Bem gostaria também de dedicar algum tempo às questões de poética e talvez produzir um texto sistemático, coisa que pudesse ler-se em forma de resumo ou de pontuação de tópicos e forças, mas a hora do silêncio vem chegada na tarde fria de Janeiro. Felizmente a antologia “Danos Patrimoniais” encerra ou abre portas a partir de um posfácio de Henrique Manuel Bento Fialho intitulado “Ponto[s] Culminante[s]”. Como num complexo sistema orográfico, procura-se um ponto máximo de luz, o cume revelador, a palavra forte que poderia constituir-me como ponto de luz ou lugar onde se perfaz ou se ilumina a revelação. Serão vários, no entanto, os pontos culminantes. Desde logo a música, o tanger uníssono e disforme da criação, a experiência e a oficina enquanto espaço de esperança e de reunião de formas e de celebração da tradição. Uma poética que vem de longe e que mergulha e se expande numa espécie de crepúsculo vital, onde os deuses desconfiam e ordenam e os homens julgam governar a nau e vencer a grande tormenta. A poesia de Amadeu Baptista vê-se revelada e em parte esclarecida neste precioso posfácio, exercício documentado de lucidez e de aproximação às forças que governam um longo escrever de décadas. Pulsão, arroubo, delírio, o eco transcendente de um Deus expulso da ignorância e do atavismo, um deus irmão da vocação instrumental, um deus das ruas, plangente e próximo do vulgo, do respirar da gente e do mundo.

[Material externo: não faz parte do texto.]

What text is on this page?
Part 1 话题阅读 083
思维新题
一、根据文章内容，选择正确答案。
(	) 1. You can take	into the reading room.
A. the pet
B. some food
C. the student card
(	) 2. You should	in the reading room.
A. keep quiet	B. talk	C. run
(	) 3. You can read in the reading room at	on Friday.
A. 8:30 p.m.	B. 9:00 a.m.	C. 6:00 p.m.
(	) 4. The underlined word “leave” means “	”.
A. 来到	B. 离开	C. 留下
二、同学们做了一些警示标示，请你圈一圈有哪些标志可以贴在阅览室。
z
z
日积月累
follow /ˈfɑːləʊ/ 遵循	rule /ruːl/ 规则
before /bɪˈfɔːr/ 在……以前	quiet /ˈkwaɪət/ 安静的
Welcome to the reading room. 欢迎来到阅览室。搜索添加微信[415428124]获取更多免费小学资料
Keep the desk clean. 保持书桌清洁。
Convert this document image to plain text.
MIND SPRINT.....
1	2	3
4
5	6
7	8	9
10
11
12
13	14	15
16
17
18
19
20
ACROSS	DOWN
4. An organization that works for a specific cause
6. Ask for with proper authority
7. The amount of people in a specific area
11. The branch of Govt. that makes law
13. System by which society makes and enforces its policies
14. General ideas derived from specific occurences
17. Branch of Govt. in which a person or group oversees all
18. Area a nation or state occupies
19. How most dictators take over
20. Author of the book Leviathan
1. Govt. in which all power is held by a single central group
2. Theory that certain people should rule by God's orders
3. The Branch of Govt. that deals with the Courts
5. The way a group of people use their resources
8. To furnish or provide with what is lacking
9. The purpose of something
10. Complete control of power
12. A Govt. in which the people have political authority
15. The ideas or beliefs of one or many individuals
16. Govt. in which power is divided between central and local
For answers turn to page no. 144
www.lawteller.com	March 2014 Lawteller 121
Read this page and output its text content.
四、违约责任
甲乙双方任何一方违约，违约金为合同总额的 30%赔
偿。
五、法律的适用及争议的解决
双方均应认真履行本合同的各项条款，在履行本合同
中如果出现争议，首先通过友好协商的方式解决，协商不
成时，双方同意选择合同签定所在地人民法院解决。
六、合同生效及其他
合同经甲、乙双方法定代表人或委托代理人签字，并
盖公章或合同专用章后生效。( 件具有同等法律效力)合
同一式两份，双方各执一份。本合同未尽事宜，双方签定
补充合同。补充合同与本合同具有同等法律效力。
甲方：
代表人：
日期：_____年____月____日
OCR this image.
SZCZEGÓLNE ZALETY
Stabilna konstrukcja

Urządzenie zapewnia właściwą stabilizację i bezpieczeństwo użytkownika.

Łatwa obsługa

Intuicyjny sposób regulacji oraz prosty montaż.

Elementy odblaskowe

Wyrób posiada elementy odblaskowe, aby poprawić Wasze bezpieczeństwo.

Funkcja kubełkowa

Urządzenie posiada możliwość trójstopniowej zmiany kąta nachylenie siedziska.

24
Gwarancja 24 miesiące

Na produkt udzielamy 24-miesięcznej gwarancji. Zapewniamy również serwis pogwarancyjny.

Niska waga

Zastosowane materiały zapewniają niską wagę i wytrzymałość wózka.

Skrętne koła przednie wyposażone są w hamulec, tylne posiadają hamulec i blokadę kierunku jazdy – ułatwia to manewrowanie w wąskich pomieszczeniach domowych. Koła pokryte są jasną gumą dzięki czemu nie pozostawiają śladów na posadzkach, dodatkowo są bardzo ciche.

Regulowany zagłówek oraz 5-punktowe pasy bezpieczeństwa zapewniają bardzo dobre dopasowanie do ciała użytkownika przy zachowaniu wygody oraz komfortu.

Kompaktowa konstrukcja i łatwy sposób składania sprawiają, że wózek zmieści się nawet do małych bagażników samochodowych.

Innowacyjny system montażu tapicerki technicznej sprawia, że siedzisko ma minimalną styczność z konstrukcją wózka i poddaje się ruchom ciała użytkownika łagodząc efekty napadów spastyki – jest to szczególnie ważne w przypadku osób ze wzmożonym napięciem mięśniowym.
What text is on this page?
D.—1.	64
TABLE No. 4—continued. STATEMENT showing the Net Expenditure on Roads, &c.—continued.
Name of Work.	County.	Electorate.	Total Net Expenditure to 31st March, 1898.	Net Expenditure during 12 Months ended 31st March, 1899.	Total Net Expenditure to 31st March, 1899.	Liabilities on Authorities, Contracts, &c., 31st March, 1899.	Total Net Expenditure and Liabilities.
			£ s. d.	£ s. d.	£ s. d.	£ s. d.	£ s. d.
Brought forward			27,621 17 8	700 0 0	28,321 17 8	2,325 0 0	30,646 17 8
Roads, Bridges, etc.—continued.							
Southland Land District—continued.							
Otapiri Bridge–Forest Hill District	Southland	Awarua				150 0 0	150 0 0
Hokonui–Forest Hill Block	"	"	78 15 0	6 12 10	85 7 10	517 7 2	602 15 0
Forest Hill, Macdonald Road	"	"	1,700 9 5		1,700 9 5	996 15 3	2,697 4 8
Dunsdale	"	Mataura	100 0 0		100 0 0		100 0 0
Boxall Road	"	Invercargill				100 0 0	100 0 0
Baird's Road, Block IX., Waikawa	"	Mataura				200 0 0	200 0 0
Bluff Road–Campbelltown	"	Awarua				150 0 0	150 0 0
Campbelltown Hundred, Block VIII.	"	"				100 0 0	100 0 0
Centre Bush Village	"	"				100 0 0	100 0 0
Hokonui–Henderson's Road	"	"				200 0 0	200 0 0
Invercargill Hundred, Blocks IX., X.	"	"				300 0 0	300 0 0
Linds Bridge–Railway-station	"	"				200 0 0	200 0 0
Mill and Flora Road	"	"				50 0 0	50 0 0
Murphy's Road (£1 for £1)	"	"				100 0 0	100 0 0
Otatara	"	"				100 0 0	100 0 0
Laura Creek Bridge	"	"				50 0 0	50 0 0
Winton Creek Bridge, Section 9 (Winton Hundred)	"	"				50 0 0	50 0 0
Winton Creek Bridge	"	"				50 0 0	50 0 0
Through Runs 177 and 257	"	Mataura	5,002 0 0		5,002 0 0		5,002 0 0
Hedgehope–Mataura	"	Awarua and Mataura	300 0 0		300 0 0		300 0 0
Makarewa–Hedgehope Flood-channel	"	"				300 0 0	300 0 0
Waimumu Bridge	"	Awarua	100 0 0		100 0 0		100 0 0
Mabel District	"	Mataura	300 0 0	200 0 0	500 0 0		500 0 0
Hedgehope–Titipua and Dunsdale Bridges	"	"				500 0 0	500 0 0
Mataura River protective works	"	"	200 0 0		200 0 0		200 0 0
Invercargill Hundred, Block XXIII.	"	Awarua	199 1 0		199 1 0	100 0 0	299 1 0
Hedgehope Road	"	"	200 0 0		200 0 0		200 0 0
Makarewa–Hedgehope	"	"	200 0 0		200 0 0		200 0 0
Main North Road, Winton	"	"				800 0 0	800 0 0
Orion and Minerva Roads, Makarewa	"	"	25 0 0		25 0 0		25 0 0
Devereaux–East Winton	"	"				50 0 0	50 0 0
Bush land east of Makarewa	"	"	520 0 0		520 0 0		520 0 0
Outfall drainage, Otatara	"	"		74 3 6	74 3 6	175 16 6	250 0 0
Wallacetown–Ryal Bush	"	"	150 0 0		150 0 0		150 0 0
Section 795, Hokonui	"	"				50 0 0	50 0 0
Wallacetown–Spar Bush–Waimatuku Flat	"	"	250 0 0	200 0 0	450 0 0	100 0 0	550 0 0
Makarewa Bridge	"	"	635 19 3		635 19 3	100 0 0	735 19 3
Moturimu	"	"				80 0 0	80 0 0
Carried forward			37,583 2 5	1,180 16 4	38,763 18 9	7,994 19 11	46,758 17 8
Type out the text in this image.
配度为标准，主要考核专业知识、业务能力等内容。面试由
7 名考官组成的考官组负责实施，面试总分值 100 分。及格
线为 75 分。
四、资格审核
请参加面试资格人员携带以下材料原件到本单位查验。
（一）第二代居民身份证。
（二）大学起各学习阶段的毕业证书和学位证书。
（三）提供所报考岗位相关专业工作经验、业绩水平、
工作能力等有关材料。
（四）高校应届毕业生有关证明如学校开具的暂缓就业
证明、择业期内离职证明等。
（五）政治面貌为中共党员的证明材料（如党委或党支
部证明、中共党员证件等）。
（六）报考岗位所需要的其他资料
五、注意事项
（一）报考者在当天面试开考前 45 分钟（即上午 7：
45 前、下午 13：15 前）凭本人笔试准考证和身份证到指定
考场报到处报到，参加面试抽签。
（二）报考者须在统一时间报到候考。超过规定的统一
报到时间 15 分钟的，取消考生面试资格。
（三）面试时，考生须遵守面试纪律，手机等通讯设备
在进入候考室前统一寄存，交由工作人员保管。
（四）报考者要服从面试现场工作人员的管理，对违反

Para concluir, lembremos as “temáticas há muito denunciadas nos livros do autor. São elas a desumanização do mundo, a crueldade entre os homens, a falência do humanismo, a ausência e o ‘silêncio de Deus’, a reprodução do mal e a excepcionalidade do bem, as desigualdades sociais, a sublimação da natureza, enfim, a ‘desafinação geral’, de um cosmos visceralmente assimétrico”, resume Henrique Manuel Bento Fialho e com estas palavras damos por concluído ou iniciado este tão frágil e tímido exercício de aproximação a uma obra imensa, que ousa trazer a língua à percepção do espanto ou da maravilha que se faz música: “E que outra coisa é poesia senão música, ritmo, respiração? E que outra coisa é a música senão o homem? E que outra coisa é o homem senão Deus, todos os rostos de Deus?”
José Miguel Braga
Apresentação de “Danos Patrimoniais” de Amadeu Baptista, Edições Afrontamento, 2023, no dia 6 de Janeiro, na Livraria Centésima Página, em Braga.